In just four decades, bottled water has transformed from a luxury niche item into a ubiquitous consumer product, representing a $300 billion market dominated by global corporations. It sits at the convergence of a mounting ecological crisis of single-use plastic waste and climate change, a social crisis of affordable access to safe drinking water, and a struggle over the fate of public water systems. Unbottled examines the vibrant movements that have emerged to question the need for bottled water and challenge its growth in North America and worldwide.
Drawing on extensive interviews with activists, residents, public officials, and other participants in controversies ranging from bottled water's role in unsafe tap water crises to groundwater extraction for bottling in rural communities, Daniel Jaffee asks what this commodity's meteoric growth means for social inequality, sustainability, and the human right to water. Unbottled profiles campaigns to reclaim the tap and addresses the challenges of ending dependence on packaged water in places where safe water is not widely accessible. Clear and compelling, it assesses the prospects for the movements fighting plastic water and working to ensure water justice for all.

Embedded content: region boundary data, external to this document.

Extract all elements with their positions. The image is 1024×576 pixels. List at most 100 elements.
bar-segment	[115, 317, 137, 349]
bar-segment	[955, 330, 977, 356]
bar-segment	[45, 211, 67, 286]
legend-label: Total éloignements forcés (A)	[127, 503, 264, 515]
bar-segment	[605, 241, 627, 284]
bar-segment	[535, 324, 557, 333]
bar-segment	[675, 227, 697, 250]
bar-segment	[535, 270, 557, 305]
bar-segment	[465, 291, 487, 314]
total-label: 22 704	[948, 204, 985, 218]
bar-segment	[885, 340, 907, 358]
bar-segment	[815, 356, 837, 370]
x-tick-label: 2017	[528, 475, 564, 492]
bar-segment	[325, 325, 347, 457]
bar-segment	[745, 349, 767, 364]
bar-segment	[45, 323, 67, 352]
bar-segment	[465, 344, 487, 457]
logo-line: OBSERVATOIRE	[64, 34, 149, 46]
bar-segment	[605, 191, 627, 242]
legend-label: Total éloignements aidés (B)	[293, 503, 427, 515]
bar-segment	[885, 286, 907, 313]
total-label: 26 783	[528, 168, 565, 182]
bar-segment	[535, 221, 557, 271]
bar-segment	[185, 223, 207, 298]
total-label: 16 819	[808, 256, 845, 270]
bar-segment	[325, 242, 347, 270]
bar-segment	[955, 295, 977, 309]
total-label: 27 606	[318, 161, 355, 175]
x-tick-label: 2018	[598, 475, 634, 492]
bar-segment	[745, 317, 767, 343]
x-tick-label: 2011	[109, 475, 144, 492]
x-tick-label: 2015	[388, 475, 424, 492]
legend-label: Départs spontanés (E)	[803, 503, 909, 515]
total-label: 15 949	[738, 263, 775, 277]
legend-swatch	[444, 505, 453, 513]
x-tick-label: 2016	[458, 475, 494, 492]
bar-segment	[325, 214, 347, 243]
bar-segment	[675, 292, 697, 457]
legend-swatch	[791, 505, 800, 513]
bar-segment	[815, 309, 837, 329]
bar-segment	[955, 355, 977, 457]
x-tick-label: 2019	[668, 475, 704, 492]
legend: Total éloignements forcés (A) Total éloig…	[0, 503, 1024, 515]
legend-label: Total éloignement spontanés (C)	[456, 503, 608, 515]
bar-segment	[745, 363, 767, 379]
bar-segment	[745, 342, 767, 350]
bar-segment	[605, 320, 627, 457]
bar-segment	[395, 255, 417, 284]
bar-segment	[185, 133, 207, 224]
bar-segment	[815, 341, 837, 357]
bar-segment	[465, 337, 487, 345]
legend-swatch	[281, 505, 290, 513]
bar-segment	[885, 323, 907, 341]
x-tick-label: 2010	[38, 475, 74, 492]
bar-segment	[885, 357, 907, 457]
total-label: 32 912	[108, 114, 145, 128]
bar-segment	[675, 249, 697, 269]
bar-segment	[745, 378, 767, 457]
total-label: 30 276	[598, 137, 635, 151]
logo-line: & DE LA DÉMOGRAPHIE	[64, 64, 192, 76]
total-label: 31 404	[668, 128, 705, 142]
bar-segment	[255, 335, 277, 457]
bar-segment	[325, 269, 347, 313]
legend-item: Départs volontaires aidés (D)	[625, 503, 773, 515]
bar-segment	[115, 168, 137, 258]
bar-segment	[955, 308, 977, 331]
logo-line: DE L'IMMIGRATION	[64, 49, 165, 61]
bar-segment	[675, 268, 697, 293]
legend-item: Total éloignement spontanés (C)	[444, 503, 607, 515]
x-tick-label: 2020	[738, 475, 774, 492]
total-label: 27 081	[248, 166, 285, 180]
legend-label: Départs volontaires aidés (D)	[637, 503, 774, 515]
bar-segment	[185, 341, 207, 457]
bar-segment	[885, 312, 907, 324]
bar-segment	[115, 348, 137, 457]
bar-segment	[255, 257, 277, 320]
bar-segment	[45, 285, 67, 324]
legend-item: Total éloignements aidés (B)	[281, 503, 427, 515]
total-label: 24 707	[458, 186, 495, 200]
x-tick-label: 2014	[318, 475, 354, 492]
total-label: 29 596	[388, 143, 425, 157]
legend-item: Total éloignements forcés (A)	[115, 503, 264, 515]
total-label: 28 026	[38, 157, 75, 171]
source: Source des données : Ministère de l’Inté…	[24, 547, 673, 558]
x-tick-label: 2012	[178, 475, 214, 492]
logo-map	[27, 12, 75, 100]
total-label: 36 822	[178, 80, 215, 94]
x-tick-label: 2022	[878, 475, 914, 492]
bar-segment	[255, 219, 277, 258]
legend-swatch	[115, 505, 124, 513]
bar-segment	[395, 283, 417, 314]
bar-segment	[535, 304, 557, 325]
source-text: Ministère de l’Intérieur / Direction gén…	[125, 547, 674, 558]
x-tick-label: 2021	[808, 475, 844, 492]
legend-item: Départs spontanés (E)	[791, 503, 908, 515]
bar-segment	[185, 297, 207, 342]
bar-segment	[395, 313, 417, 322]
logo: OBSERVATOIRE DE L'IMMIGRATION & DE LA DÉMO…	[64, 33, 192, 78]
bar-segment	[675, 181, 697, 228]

Two months ago, we referred to the newly published book "UNBOTTLED - THE FIGHT AGAINST PLASTIC WATER AND FOR WATER JUSTICE" by Daniel Jaffee, US professor of sociology at Portland State University. The book examines the impact of bottled water on social justice and sustainability and how various movements are fighting back. Roland Brunner read it for the Blue Community and wrote a book review in German. The two-page PDF can be downloaded here: https://bluecommunity.ch/files/blueco...
Final conclusions translated: It is worth reading the whole book, because it underpins the anger that one must have about the machinations of Nestle, Coca-Cola, Pepsi and Co. with important considerations and facts. Starting on page 266, Jaffee draws his conclusions over 14 pages, which he opens with a quote from water rights campaigner and Blue Community co-founder Maude Barlow. Bottled water is both cause and effect when it comes to the still unfulfilled promise of water as a human right. However, Jaffee does not stop at analysis and description, but looks for ways out and provides a wide range of suggestions and recommendations - from small, everyday measures to large, global steps. Some of these recommendations will help each of us to be more conscious in our use of water. Others can serve as a guide for collective action, for social movements, for blue communities - and hopefully for politicians who should finally give water the importance it has for all our lives. Unbottled is an exciting, well-written book that deserves to be translated into other languages. Let's hope it is published also in German soon.